Ao amanhecer, a cidade desperta sob o mesmo céu.
O sol nasce por igual para todos, mas seus raios encontram destinos desiguais.
Há ruas onde o asfalto reluz e jardins são podados com precisão britânica; há outras onde a poeira sobe com o vento e o esgoto corre a céu aberto, indiferente às promessas do progresso.
As desigualdades urbanas não são novidade, são heranças silenciosas que se ampliam com o tempo.
Nos bairros nobres, o silêncio é sinal de paz. Nas periferias, é prenúncio de abandono.
Enquanto alguns desfrutam de ciclovias e parques bem cuidados, outros lutam para conseguir transporte digno e água encanada.
A cidade se parte em zonas que, embora vizinhas no mapa, vivem realidades que jamais se tocam.
É comum ouvir que o espaço urbano é de todos, mas há quem viva como intruso na própria cidade.
Um jovem morador da periferia precisa acordar três horas antes do expediente para cruzar a cidade em ônibus lotados.
Já no centro, alguém corre no calçadão, ouvindo podcasts sobre qualidade de vida.
Ambos respiram o mesmo ar, mas o fazem de pulmões diferentes um mais cansado, outro mais livre.
Os centros comerciais crescem, os arranha-céus sobem, os condomínios fechados florescem como fortalezas modernas.
Dentro deles, segurança, saúde e lazer.
Fora deles, espera-se pela sorte, pela vaga no posto de saúde, pela rua que talvez um dia seja asfaltada.
O tempo, esse bem intangível, custa mais caro a quem tem menos.
Desigualdade urbana não é apenas um desequilíbrio geográfico, é uma arquitetura social, moldada por décadas de escolhas políticas, de prioridades invertidas, de invisibilidades forçadas.
Há quem diga que a cidade é viva.
Se for, ela é uma criatura estranha, que estende os braços a uns e vira o rosto a outros.
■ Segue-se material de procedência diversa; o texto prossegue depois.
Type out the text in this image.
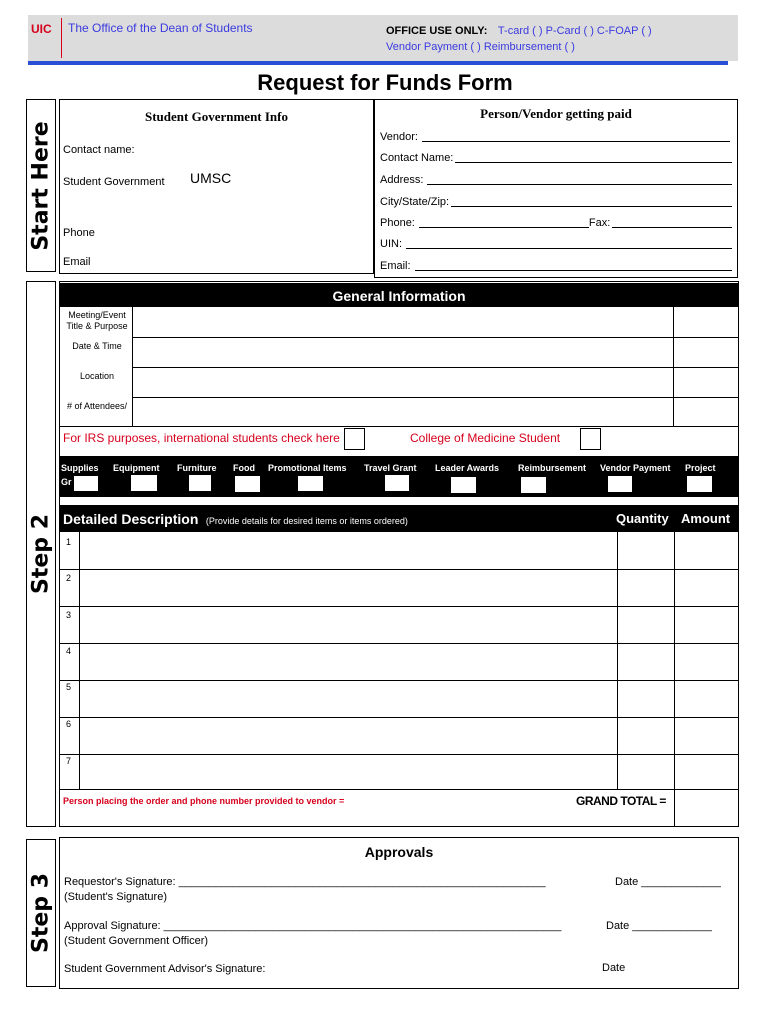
UIC The Office of the Dean of Students	OFFICE USE ONLY: T-card ( ) P-Card ( ) C-FOAP ( )
Vendor Payment ( ) Reimbursement ( )
Request for Funds Form
Start Here
Step 2
Step 3
Student Government Info
Contact name:
Student Government UMSC
Phone
Email
Person/Vendor getting paid
Vendor:
Contact Name:
Address:
City/State/Zip:
Phone:	Fax:
UIN:
Email:
General Information
Meeting/Event Title & Purpose
Date & Time
Location
# of Attendees/
For IRS purposes, international students check here	College of Medicine Student
Supplies Equipment Furniture Food Promotional Items Travel Grant Leader Awards Reimbursement Vendor Payment Project
Gr
Detailed Description (Provide details for desired items or items ordered)	Quantity Amount
1
2
3
4
5
6
7
Person placing the order and phone number provided to vendor =	GRAND TOTAL =
Approvals
Requestor's Signature: ____________________________________________________________
(Student's Signature)
Date _____________
Approval Signature: _________________________________________________________________
(Student Government Officer)
Date _____________
Student Government Advisor's Signature:	Date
E assim segue o dia, com helicópteros cruzando o céu acima das comunidades, com buzinas nervosas nos semáforos das avenidas largas, com crianças brincando entre entulhos e outras em parquinhos coloridos.
A cidade não é uma só.
É uma colcha de realidades costuradas com fios que raramente se cruzam. Ao fim do dia, todos voltam para casa.
Uns em apartamentos climatizados; outros, em vielas sem saneamento. A noite cai como um véu sobre desigualdades que nunca dormem.
E a cidade, dividida e resistente, espera pelo próximo amanhecer onde tudo recomeça, igualmente desigual.